One of the biggest obstacles to BinNavi becoming more widely adopted is the fact that IDA is the only "data source" for BinNavi - e.g. while BinNavi is FOSS, somebody that wishes to start reverse engineering still needs IDA to fill the Postgres database with disassembly.

To remedy this situation, Dave Aitel put up a contest: Anybody that either builds a Capstone-to-BinNavi-SQL-bridge or that adds decompilation as a feature to BinNavi gets free tickets to INFILTRATE 2016.

Last week Chris Eagle published fREedom, a Python-based tool to disassemble x86 and x86_64 programs in the form of PE32, PE32+, and ELF files. This is pretty awesome - because it means that BinNavi moves much closer to being usable without any non-free tools.

In this blog post, I will post some first impressions, observations, and screenshots of fREedom in action.

My first test file is putty.exe (91b21fffe934d856c43e35a388c78fccce7471ea) - a relatively small Win32 PE file, with about ~1800 functions when disassembled in IDA.

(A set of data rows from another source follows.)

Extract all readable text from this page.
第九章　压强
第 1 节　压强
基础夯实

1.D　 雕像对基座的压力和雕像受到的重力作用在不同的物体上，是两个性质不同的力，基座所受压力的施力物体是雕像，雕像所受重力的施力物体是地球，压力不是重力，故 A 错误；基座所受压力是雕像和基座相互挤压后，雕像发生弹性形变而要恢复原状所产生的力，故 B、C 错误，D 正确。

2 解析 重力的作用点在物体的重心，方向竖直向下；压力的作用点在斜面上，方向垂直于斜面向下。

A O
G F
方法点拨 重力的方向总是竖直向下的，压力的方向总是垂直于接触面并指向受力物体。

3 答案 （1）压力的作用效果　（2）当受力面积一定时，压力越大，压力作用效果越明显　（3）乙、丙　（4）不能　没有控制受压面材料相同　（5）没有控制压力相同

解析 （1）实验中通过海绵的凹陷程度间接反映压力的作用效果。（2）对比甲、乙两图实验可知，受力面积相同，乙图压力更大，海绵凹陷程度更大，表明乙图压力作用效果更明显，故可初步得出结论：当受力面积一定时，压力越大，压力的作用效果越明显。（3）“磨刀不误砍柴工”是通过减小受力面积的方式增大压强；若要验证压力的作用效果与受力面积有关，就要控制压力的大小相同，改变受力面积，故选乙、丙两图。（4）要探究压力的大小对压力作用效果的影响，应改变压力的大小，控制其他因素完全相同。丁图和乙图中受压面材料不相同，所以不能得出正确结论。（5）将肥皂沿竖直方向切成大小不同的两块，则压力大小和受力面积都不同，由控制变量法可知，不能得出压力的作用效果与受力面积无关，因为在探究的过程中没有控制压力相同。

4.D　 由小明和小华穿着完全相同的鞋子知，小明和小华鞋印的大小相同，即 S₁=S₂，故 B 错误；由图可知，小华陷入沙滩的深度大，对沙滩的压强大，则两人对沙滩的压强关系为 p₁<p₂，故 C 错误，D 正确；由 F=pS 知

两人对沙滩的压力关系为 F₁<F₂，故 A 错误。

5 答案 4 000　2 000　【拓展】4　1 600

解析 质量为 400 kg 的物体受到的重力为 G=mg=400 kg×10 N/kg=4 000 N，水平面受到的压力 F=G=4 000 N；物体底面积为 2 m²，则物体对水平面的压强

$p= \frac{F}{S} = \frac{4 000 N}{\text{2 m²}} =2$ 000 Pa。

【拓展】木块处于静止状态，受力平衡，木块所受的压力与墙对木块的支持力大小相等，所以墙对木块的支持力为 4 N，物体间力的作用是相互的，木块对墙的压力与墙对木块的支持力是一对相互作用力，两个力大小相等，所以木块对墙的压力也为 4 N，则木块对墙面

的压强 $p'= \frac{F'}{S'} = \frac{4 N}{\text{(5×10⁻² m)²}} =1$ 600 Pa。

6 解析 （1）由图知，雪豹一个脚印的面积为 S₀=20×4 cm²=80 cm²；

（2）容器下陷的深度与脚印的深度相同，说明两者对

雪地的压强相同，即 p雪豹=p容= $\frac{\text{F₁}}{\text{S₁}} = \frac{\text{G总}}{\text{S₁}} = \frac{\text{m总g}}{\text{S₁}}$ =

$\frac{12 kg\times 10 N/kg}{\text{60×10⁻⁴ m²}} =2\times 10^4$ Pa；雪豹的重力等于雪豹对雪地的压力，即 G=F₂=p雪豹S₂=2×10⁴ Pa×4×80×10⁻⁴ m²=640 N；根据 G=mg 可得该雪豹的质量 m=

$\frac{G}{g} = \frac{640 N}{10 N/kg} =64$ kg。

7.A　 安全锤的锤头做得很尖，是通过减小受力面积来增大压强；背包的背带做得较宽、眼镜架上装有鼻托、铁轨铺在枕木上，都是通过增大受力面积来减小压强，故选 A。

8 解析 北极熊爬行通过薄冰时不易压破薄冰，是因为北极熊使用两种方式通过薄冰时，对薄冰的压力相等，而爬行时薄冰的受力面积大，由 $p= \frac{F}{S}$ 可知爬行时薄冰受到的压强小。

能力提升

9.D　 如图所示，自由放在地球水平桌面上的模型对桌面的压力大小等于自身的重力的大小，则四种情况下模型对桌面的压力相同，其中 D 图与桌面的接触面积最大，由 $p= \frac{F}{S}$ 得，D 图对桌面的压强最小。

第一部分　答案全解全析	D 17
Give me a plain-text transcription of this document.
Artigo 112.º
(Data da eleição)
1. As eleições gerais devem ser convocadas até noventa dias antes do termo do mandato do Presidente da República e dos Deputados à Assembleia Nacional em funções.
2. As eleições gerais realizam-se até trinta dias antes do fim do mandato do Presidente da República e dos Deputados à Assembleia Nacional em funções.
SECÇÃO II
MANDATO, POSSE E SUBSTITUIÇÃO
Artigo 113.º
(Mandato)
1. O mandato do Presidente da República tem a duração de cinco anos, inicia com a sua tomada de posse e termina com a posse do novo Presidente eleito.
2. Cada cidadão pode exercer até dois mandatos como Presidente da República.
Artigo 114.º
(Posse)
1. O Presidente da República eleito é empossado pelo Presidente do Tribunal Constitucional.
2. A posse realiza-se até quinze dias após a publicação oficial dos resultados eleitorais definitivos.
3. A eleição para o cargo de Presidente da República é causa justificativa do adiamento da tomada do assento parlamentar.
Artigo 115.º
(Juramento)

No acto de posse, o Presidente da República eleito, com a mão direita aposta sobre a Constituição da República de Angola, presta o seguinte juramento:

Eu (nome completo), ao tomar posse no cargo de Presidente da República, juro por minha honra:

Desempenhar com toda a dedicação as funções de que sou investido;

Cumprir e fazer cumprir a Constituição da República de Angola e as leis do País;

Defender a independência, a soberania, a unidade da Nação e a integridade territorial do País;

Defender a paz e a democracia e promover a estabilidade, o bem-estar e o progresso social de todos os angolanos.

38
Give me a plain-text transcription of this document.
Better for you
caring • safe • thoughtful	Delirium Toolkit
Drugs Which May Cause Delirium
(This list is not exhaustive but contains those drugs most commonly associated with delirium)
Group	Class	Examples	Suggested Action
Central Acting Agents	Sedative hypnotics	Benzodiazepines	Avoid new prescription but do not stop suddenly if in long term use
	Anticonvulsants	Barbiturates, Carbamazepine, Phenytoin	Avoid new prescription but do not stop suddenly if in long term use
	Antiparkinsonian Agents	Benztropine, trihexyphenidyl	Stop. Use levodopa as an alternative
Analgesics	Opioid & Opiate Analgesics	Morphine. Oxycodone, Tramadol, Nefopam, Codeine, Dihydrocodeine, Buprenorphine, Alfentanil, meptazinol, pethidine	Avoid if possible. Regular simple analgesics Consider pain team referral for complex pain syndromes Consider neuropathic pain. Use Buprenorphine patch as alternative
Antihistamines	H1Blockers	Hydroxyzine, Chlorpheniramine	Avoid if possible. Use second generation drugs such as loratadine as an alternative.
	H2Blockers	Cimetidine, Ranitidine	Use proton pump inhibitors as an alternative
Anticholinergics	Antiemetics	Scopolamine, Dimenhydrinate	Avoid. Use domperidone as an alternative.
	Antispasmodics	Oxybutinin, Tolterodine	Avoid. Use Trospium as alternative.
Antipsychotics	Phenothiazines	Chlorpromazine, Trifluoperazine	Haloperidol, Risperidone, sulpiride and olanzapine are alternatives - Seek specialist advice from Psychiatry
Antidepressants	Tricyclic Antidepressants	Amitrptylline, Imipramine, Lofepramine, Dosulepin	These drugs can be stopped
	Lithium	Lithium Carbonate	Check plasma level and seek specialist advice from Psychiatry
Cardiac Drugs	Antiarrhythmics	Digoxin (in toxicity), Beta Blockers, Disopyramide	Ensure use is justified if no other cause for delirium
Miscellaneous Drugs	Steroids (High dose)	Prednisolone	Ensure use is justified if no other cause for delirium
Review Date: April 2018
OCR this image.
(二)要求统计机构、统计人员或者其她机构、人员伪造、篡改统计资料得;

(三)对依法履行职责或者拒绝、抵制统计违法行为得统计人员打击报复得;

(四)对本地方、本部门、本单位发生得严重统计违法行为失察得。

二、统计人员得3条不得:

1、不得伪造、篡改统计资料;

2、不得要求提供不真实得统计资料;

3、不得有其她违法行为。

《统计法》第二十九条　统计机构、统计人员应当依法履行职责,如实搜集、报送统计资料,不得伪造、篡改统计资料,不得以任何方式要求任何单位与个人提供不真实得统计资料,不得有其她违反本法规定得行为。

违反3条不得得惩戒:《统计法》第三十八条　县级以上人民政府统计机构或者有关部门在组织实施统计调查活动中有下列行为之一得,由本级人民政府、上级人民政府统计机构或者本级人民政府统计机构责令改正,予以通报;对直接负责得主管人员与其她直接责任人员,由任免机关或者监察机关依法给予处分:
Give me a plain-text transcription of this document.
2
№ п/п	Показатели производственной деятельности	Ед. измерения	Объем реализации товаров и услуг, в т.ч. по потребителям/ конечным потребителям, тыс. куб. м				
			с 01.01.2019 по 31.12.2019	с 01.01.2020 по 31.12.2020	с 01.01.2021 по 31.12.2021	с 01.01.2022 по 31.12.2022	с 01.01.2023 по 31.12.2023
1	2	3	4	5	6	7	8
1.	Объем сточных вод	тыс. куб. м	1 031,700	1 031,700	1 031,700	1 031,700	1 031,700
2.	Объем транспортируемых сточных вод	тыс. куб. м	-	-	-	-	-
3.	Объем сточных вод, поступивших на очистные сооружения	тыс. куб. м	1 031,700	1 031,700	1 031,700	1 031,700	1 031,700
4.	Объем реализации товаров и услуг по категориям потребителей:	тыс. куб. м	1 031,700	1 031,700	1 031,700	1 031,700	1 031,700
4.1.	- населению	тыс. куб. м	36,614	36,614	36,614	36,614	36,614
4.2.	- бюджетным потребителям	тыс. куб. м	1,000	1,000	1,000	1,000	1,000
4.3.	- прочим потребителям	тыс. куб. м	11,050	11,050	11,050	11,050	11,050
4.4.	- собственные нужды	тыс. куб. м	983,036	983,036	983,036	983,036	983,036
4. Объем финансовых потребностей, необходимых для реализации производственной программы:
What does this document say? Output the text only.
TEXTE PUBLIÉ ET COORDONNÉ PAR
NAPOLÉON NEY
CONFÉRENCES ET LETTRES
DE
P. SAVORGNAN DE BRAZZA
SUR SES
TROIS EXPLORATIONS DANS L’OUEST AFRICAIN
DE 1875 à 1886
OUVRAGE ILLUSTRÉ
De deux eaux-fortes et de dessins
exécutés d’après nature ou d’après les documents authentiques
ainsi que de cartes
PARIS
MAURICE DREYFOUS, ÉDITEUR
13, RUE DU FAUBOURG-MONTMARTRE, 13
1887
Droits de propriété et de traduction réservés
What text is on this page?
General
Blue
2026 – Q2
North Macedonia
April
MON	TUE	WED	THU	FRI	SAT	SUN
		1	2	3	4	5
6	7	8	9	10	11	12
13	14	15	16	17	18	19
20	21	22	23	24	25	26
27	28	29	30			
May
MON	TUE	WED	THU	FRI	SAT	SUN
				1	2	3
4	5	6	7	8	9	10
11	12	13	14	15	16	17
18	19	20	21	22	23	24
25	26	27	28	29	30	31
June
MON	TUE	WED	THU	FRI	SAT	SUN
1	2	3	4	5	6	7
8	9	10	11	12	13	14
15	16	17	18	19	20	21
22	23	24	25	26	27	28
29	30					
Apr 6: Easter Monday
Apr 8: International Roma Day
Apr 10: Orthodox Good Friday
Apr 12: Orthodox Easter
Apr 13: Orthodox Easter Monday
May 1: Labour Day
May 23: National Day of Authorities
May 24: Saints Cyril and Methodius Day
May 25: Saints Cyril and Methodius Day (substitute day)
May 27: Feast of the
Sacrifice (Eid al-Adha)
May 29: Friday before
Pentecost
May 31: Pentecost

Let's look at the first function:
Left: IDA's disassembly output. Right: fREedom's disassembly output
So disassembly, CFG building etc. has worked nicely. Multi-user commenting works as expected, as does translation to REIL. Callgraph browsing works, too:

The great thing about having fREedom to start from is that further improvements can be incremental and layered - people have something good to work from now :-) So what is missing / needs to come next? 
  1. fREedom: Function entry point recognition is still relatively poor - out of the ~1800 functions that IDA recognizes in putty, only 430 or so are found. This seems like an excellent target for one of those classical "using Python and some machine learning to do XYZ" blog posts.
  2. fREedom: The CFG reconstruction and disassembly needs to be put through it's paces on big and harder executables.
  3. BinNavi: Stack frame information should be reconstructed - but not by fREedom, but within BinNavi (and via REIL). This will require digging into (and documenting) the powerful-but-obscure type system design.
  4. BinNavi: There has been some bitrot in many areas of BinNavi since 2011 - platforms change, systems change, and there are quite some areas that are somewhat broken or need updating (for example debugging on x64 etc.). Time to brush off the dust :-)
Personally, I am both super happy and pretty psyched about fREedom + BinNavi, and I hope that the two can be fully integrated so that BinNavi always has fREedom as default disassembly backend.